Processor 104 communicates with cache and other components through communication bus 166. MMU 190 manages a first instruction TLB (iTLB) 192, 194 and a second data TLB (dTLB) 196, 198 via communication bus 166. iTLB 192, 194 may be arranged in multiple layers including a first layer L1 192 and a second layer L2 194. Similarly, dTLB 196, 198 may be arranged in a multi-layer structure having first layer L1 196 and second layer L2 198. Level 1 TLBs 192, 196 are typically smaller than their corresponding level 2 TLB 194, 198. For this reason, lower level TLBs process faster than higher level TLBs. A lower level TLB may be specified to store translation entries that are of high priority or contain translations associated with a high level of reuse by processor 104.

When processor 104 queries the TLB for a virtual address translation and the address is not contained one of the TLBs, a TLB miss occurs.

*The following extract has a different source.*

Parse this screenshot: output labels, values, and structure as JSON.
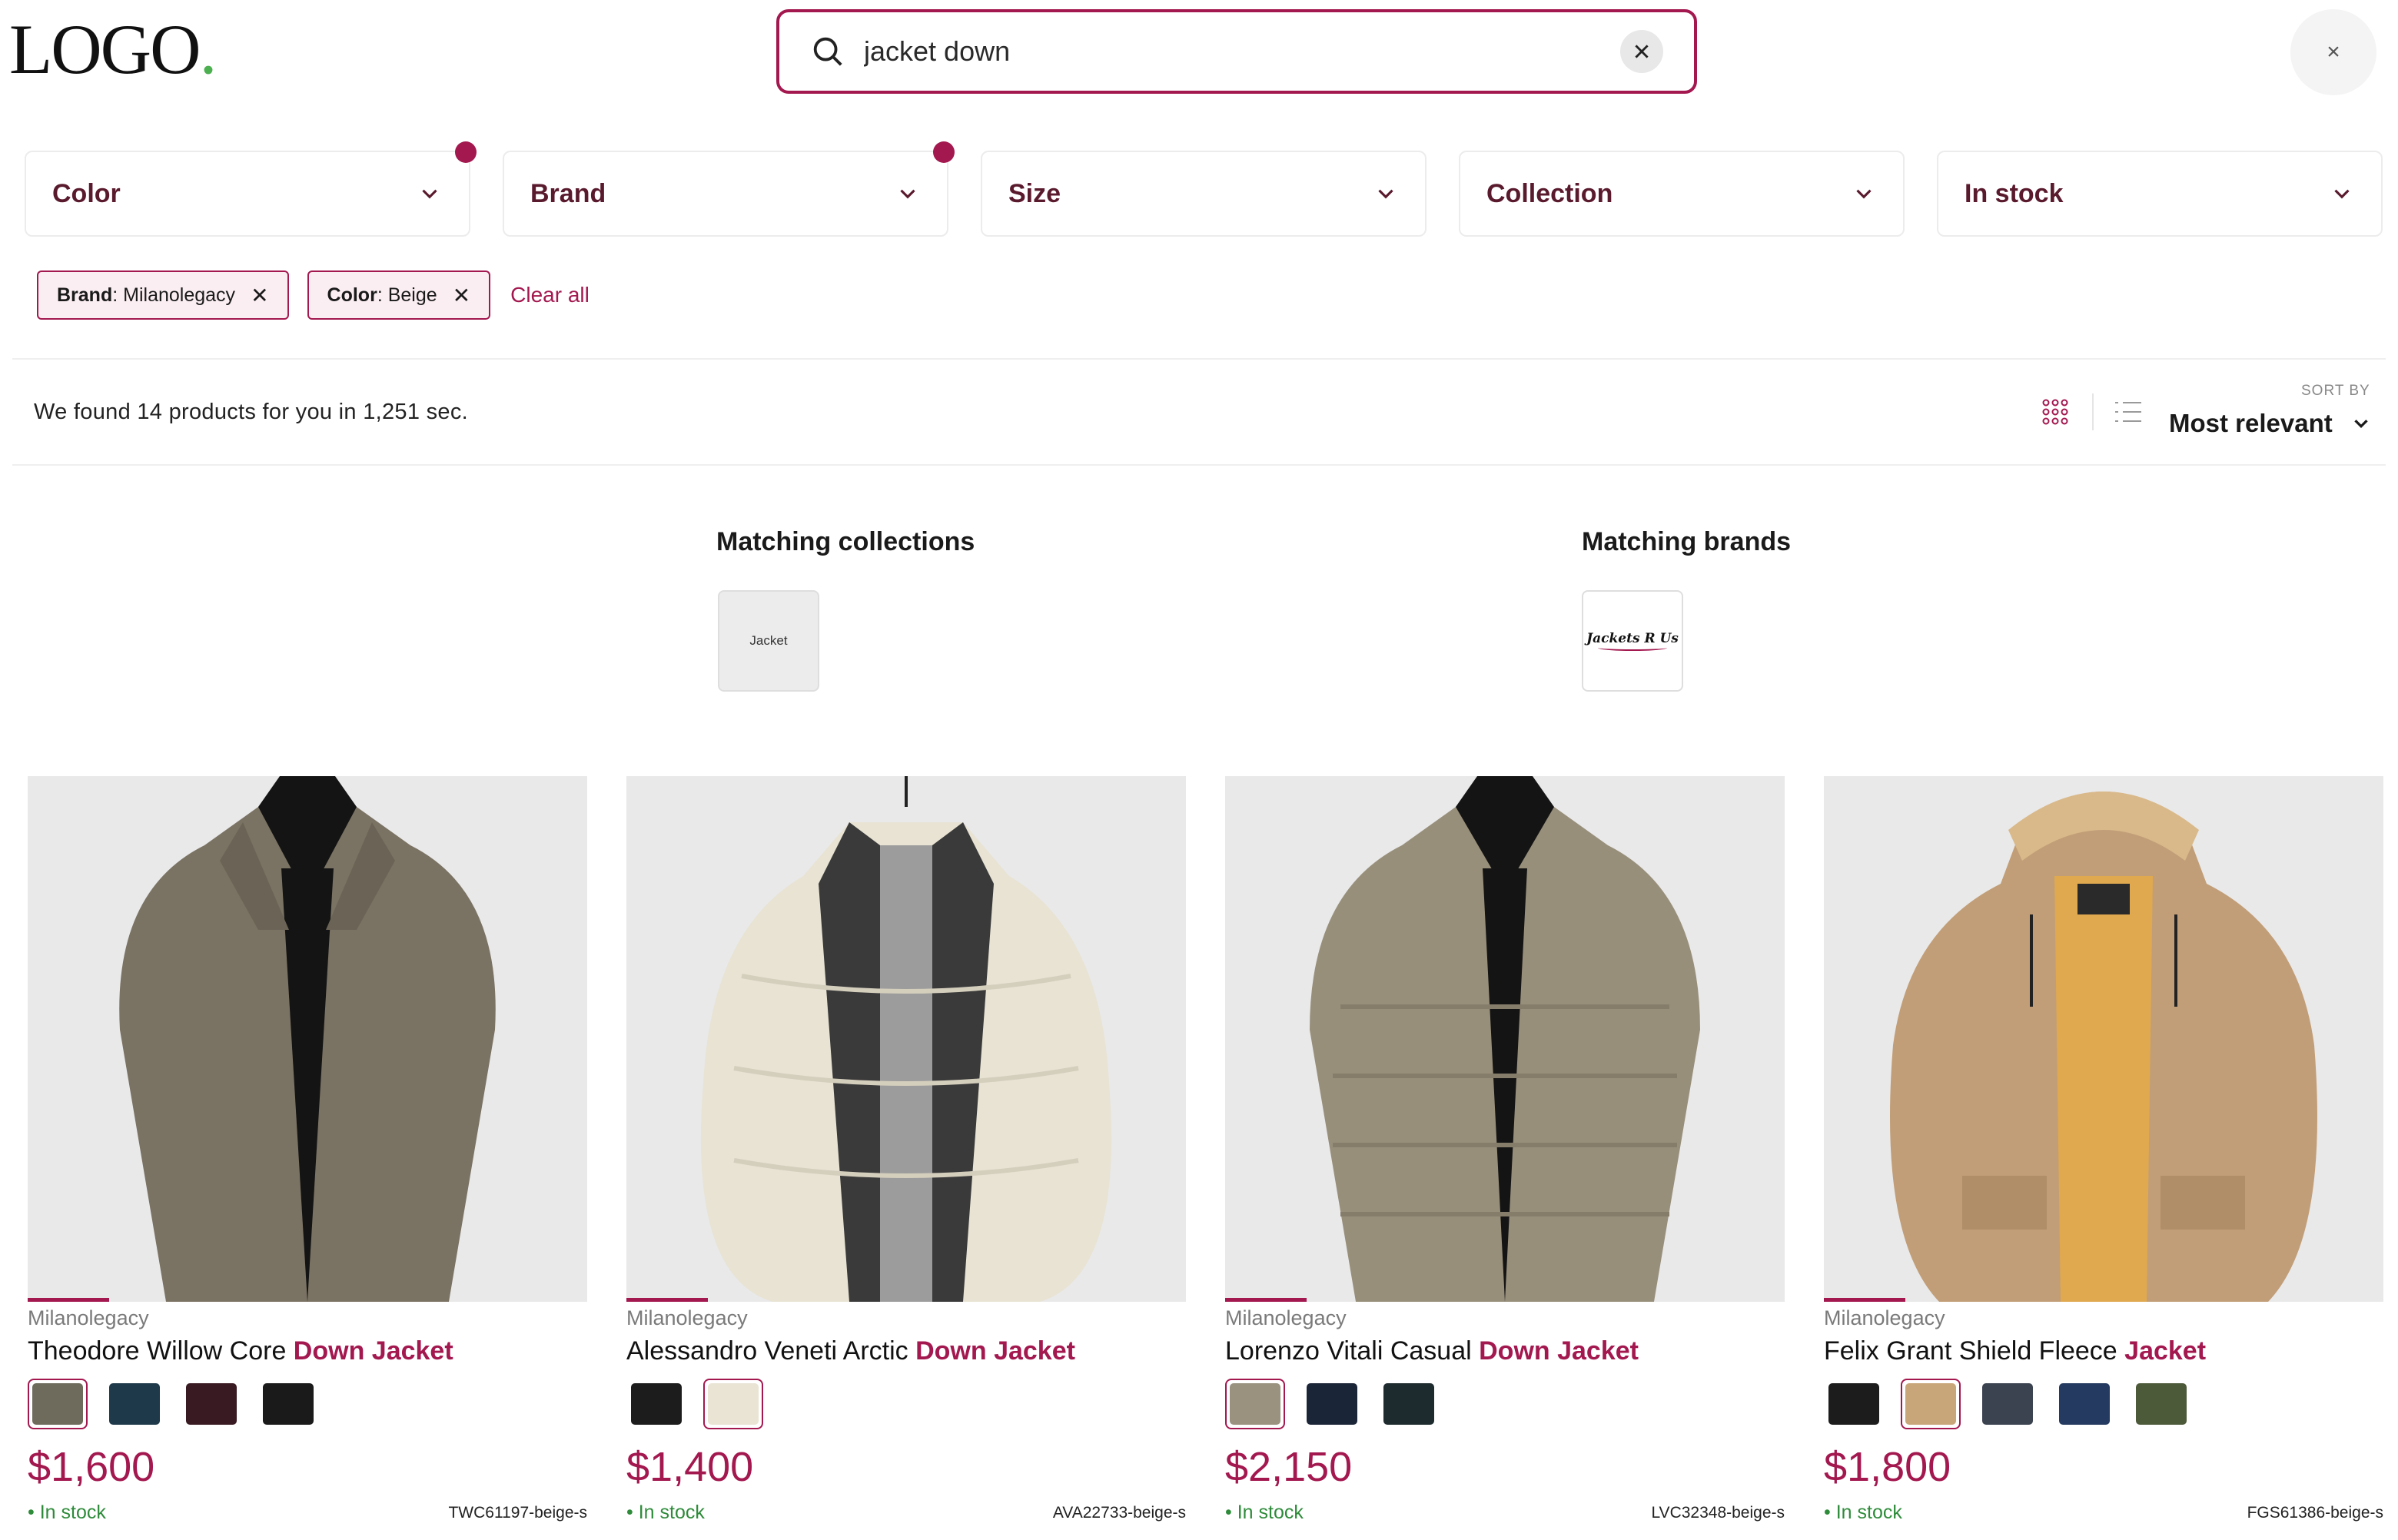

A TLB miss requires the resolving of the virtual address to a physical address by consulting page tables 160 corresponding to the virtual addresses used in virtual data 150 and their corresponding physical addresses from main memory 140. The page tables 160 are sequentially searched one by one, by a page walker implemented in the MMU 190. The page walker must make multiple memory accesses as it reads the page tables 160 searching for a virtual address.

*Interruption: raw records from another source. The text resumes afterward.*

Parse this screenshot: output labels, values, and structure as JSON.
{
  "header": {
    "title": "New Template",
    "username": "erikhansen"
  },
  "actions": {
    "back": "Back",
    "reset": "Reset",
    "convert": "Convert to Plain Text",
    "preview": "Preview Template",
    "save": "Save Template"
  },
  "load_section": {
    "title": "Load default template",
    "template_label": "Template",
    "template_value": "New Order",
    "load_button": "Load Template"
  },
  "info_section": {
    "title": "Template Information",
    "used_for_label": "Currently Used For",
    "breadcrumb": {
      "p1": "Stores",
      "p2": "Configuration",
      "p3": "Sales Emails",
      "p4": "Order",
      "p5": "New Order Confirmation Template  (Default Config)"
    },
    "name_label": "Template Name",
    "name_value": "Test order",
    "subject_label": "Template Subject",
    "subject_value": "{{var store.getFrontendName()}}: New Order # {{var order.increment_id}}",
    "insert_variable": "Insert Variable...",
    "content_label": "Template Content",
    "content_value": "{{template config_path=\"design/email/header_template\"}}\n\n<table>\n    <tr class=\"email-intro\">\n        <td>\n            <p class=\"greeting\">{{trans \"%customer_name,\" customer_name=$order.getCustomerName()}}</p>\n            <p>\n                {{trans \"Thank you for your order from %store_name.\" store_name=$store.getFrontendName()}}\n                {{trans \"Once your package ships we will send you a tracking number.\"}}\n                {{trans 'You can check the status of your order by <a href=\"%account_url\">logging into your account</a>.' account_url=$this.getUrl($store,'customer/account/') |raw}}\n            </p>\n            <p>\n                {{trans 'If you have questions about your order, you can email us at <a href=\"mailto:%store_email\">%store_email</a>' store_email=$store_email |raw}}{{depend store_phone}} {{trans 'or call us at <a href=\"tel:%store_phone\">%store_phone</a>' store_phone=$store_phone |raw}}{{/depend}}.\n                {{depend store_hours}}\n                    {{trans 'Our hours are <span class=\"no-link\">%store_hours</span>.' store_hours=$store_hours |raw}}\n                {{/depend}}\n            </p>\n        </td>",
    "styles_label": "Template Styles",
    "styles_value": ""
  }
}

The operation of processor 104 improves when a requested virtual address resides in the TLB for quick reference. While some processor architectures, such as Instruction Set Architecture (ISA) may contain mechanisms for prefetching data to cache 110, 120, 130. they typically do not address prefetching for the TLB 192-198. While some hardware-based approaches for prefetching data to the TLB have been proposed, the disclosed technology as shown in FIG. 1 uses a software-based approach to extend an instruction set of the processor 104, providing guiding hints for optimizing the selection and placement of data in the TLB.

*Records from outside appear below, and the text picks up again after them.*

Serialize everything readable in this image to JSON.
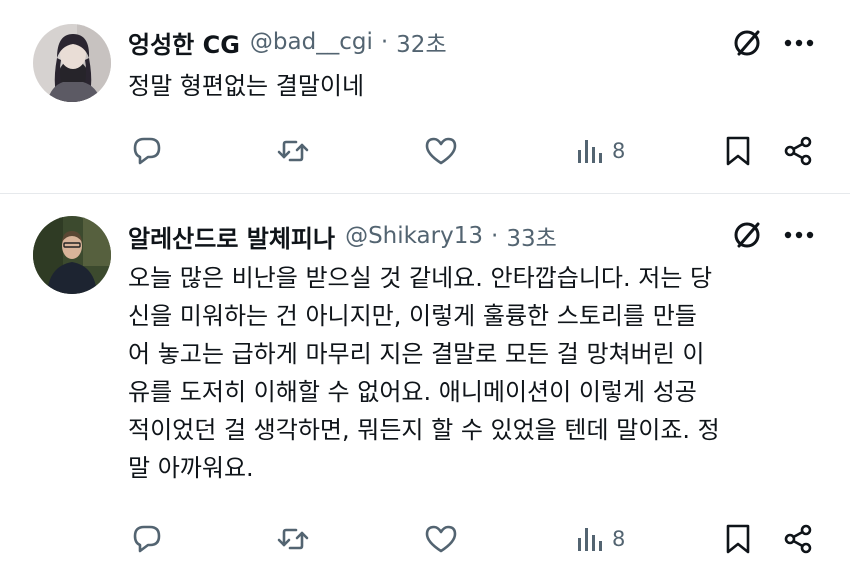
{
  "tweets": [
    {
      "name": "엉성한 CG",
      "handle": "@bad__cgi",
      "separator": "·",
      "time": "32초",
      "text": "정말 형편없는 결말이네",
      "views": "8"
    },
    {
      "name": "알레산드로 발체피나",
      "handle": "@Shikary13",
      "separator": "·",
      "time": "33초",
      "lines": [
        "오늘 많은 비난을 받으실 것 같네요. 안타깝습니다. 저는 당",
        "신을 미워하는 건 아니지만, 이렇게 훌륭한 스토리를 만들",
        "어 놓고는 급하게 마무리 지은 결말로 모든 걸 망쳐버린 이",
        "유를 도저히 이해할 수 없어요. 애니메이션이 이렇게 성공",
        "적이었던 걸 생각하면, 뭐든지 할 수 있었을 텐데 말이죠. 정",
        "말 아까워요."
      ],
      "views": "8"
    }
  ],
  "icons": {
    "reply": "reply-icon",
    "retweet": "retweet-icon",
    "like": "like-icon",
    "views": "views-icon",
    "bookmark": "bookmark-icon",
    "share": "share-icon",
    "grok": "grok-icon",
    "more": "more-icon"
  },
  "colors": {
    "text": "#0f1419",
    "secondary": "#536471",
    "divider": "#e6e9ec"
  }
}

Software 173 includes instructions that are executable by processor 104. Software 173 can include instructions that allow processor 104 to communicate with MMU 190 to effectuate prefetching of data to the TLBs 192-198. Software 173 includes commands to perform a TLB prefetch 170. Instructions can be provided to the MMU 190 via processor 104. TLB prefetch 170 can provide hints or parameters further assisting the selection of data 171 from the page tables 160. Data selection 171 may be directed to virtual addresses that are expected to be referenced in the near future. TLB prefetch 170 may further provide information to MMU 190 for selecting a location 172 for a prefetched TLB entry. For example, TLB prefetch 170 may provide information to assist MMU 190 in selecting a TLB level to contain the prefetched entry. An entry deemed more likely or cacheable, may be designated for L1 TLB 192, 196, while an entry deemed less likely to be reused may be placed in a higher level TLB such as L2 194, 198.

Referring now to FIG. 2, a functional block diagram is provided that illustrates the operation of a TLB according to aspects of the present disclosure. Processor 104 receives instructions in the form of software 173. Software 173 instructs processor 104 how to access data and process the data according to the instructions. Data 201 can be accessed by processor 104 and stored in main memory 140. Main memory 140 may be in the form of RAM in communication with the processor 104. Processor 104 further communicates with cache memories, L1 110, L2 120 and LLC 130 that store more frequently used data for faster access by processor 104 than by accessing data from main memory 140. Lower level cache such as L1 cache 110 is smaller than the next higher level cache (L2 120) and therefore provides faster access at lower cache levels to processor 104. When processor 104 attempts to access data, processor 104 first queries the lowest level cache 110 to determine if the data is cached at that level. If the data is not present in L1 110, then the processor moves to the next level cache L2 120 and queries L2 cache 120 for the requested data. Processor 104 sequentially queries each level of cache. If the data is not found at any cache level, the data must be retrieved from main memory 140. Cache 110, 120, 130 and main memory 140 reference data through physical addresses 203. When requesting data access, processor 104 provides the physical address 203 to physical memory, which uses the physical address 203 to locate and retrieve data 201 which is communicated to processor 104.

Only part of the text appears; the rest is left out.